Elle s’appelle Alice.
Je la rencontre tous les matins où je vais boire un café à l’Agora sur la place Nationale.
Elle est attablée devant la page des mots croisés de la Dépêche et du Parisien, sauf le mardi, jour de fermeture de l’Agora où elle se replie au Marakana.
Rien ne semble pouvoir la faire déroger à son rituel et je l’envie.
Il y a quelques mois, j’en ai su un peu plus sur elle. C’est elle qui nous avait interpelés et je m’étais autorisée à la questionner.

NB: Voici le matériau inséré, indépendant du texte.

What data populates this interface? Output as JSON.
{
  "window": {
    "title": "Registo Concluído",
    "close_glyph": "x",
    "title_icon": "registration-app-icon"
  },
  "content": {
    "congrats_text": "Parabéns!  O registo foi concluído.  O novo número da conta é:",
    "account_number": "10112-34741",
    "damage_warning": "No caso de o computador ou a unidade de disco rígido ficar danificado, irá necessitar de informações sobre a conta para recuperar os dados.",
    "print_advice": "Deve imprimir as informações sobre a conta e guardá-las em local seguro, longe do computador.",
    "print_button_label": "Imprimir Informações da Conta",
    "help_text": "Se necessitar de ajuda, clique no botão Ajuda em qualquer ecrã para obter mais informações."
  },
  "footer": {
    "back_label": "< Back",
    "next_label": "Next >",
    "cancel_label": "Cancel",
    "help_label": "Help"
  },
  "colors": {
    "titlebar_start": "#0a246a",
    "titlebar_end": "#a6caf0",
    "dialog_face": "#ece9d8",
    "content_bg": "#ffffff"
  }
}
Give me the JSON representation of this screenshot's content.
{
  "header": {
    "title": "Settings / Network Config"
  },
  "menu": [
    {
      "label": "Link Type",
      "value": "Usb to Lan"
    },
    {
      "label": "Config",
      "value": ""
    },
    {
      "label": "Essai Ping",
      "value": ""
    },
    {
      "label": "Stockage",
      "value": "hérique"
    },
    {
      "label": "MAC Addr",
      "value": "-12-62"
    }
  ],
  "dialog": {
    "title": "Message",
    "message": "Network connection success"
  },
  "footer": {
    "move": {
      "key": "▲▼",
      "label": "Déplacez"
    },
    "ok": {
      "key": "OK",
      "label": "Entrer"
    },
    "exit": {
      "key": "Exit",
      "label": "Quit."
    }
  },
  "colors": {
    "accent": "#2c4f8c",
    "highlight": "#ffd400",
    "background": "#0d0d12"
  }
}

Le bic en l’air, elle nous avait demandé :
« Je bute sur une définition : sandove, c’est quoi ? Ce ne serait pas un mot d’informatique ? Vous, vous devez savoir ! »

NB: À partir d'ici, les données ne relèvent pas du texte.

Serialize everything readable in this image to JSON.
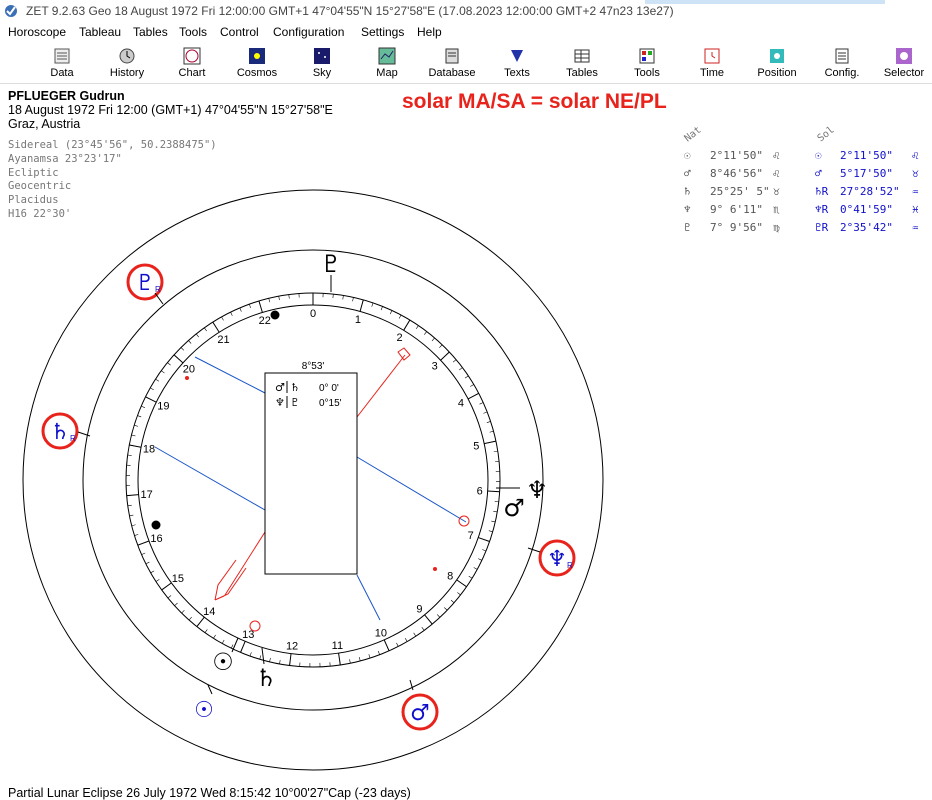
{
  "window": {
    "title": "ZET 9.2.63 Geo    18 August 1972  Fri  12:00:00 GMT+1 47°04'55\"N  15°27'58\"E  (17.08.2023  12:00:00 GMT+2 47n23 13e27)"
  },
  "menu": [
    "Horoscope",
    "Tableau",
    "Tables",
    "Tools",
    "Control",
    "Configuration",
    "Settings",
    "Help"
  ],
  "toolbar": [
    {
      "label": "Data",
      "icon": "data-icon"
    },
    {
      "label": "History",
      "icon": "history-icon"
    },
    {
      "label": "Chart",
      "icon": "chart-icon"
    },
    {
      "label": "Cosmos",
      "icon": "cosmos-icon"
    },
    {
      "label": "Sky",
      "icon": "sky-icon"
    },
    {
      "label": "Map",
      "icon": "map-icon"
    },
    {
      "label": "Database",
      "icon": "database-icon"
    },
    {
      "label": "Texts",
      "icon": "texts-icon"
    },
    {
      "label": "Tables",
      "icon": "tables-icon"
    },
    {
      "label": "Tools",
      "icon": "tools-icon"
    },
    {
      "label": "Time",
      "icon": "time-icon"
    },
    {
      "label": "Position",
      "icon": "position-icon"
    },
    {
      "label": "Config.",
      "icon": "config-icon"
    },
    {
      "label": "Selector",
      "icon": "selector-icon"
    }
  ],
  "person": {
    "name": "PFLUEGER Gudrun",
    "datetime": "18 August 1972  Fri  12:00 (GMT+1) 47°04'55\"N  15°27'58\"E",
    "place": "Graz, Austria"
  },
  "settings": [
    "Sidereal (23°45'56\", 50.2388475\")",
    "Ayanamsa 23°23'17\"",
    "Ecliptic",
    "Geocentric",
    "Placidus",
    "H16  22°30'"
  ],
  "headline": "solar MA/SA = solar NE/PL",
  "table": {
    "headers": {
      "nat": "Nat",
      "sol": "Sol"
    },
    "rows": [
      {
        "glyph": "☉",
        "nat": "2°11'50\"",
        "natsign": "♌",
        "solglyph": "☉",
        "sol": "2°11'50\"",
        "solsign": "♌"
      },
      {
        "glyph": "♂",
        "nat": "8°46'56\"",
        "natsign": "♌",
        "solglyph": "♂",
        "sol": "5°17'50\"",
        "solsign": "♉"
      },
      {
        "glyph": "♄",
        "nat": "25°25' 5\"",
        "natsign": "♉",
        "solglyph": "♄R",
        "sol": "27°28'52\"",
        "solsign": "♒"
      },
      {
        "glyph": "♆",
        "nat": "9° 6'11\"",
        "natsign": "♏",
        "solglyph": "♆R",
        "sol": "0°41'59\"",
        "solsign": "♓"
      },
      {
        "glyph": "♇",
        "nat": "7° 9'56\"",
        "natsign": "♍",
        "solglyph": "♇R",
        "sol": "2°35'42\"",
        "solsign": "♒"
      }
    ]
  },
  "center_box": {
    "title": "8°53'",
    "rows": [
      {
        "left": "♂",
        "mid": "♄",
        "value": "0° 0'"
      },
      {
        "left": "♆",
        "mid": "♇",
        "value": "0°15'"
      }
    ]
  },
  "dial_numbers": [
    "0",
    "1",
    "2",
    "3",
    "4",
    "5",
    "6",
    "7",
    "8",
    "9",
    "10",
    "11",
    "12",
    "13",
    "14",
    "15",
    "16",
    "17",
    "18",
    "19",
    "20",
    "21",
    "22"
  ],
  "inner_glyphs": [
    {
      "name": "pluto",
      "text": "♇"
    },
    {
      "name": "neptune",
      "text": "♆"
    },
    {
      "name": "mars",
      "text": "♂"
    },
    {
      "name": "sun",
      "text": "☉"
    },
    {
      "name": "saturn",
      "text": "♄"
    }
  ],
  "outer_glyphs": [
    {
      "name": "pluto",
      "text": "♇",
      "sub": "R"
    },
    {
      "name": "saturn",
      "text": "♄",
      "sub": "R"
    },
    {
      "name": "neptune",
      "text": "♆",
      "sub": "R"
    },
    {
      "name": "sun",
      "text": "☉",
      "sub": ""
    },
    {
      "name": "mars",
      "text": "♂",
      "sub": ""
    }
  ],
  "colors": {
    "accent": "#e8231c",
    "solar": "#1010cc",
    "line": "#1a55c8",
    "dark": "#000000"
  },
  "footer": "Partial Lunar Eclipse 26 July 1972 Wed  8:15:42 10°00'27\"Cap (-23 days)"
}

On avait réfléchi, mais moi, si on ne prononce pas exactement comme il faut, je ne comprends pas et c’est Simon qui avait immédiatement réagi en lui disant :
« C’est sandow, c’est un tendeur ! », et elle avait replongé le nez dans sa grille en acquiesçant : « Ben oui ! C’est tendeur. Il me manquait le d ! Merci ! »
Grâce à ce d manquant, nous avions entamé une petite discussion.
J’avais appris qu’Alice avait quatre-vingt-dix ans, qu’elle venait à pied chaque jour, depuis chez elle, un peu plus de deux kilomètres aller-retour, qu’elle faisait des mots croisés depuis ses dix-huit ans et que, quand elle ne faisait pas de mots croisés, elle consacrait sa vie à Dieu.
Je n’en ai pas su bien plus, seulement que la solution à tous nos problèmes réside en Dieu. Elle était formelle sur ce point, bien plus que pour le sandove récalcitrant.
Ce matin, quand Simon m’a traînée sur la place Nationale pour y boire un café, Alice y était aussi, comme tous les jours. Elle avait toujours l’air aussi heureuse. Comme si de rien n’était alors que pour moi, tout y était, et du mauvais côté.
Nous nous sommes dit bonjour selon nos habitudes. Je dis : « Bonjour Alice ! » et elle me répond : « Bonjour Madame ! »
Ce matin, je lui ai demandé si je pouvais la prendre en photo, juste ses mains sur la grille des mots croisés, elle m’a demandé pourquoi je voulais la prendre en photo et je lui ai expliqué que j’écrivais, et qu’aujourd’hui j’allais écrire un billet sur elle. Elle m’a dit : « Vous pouvez bien prendre ma tête aussi, je n’ai rien à cacher ! » et elle a posé immobile. Puis elle a repris sa grille, souriante.
Est-ce que ce n’est pas Alice qui a raison, puisqu’elle a l’air si heureuse et insouciante ?
Je ne veux pas savoir pour qui elle vote, peut-être pour Dieu.
La seule chose qui m’inquiète, c’est le matin où je ne verrai plus Alice à la terrasse de l’Agora.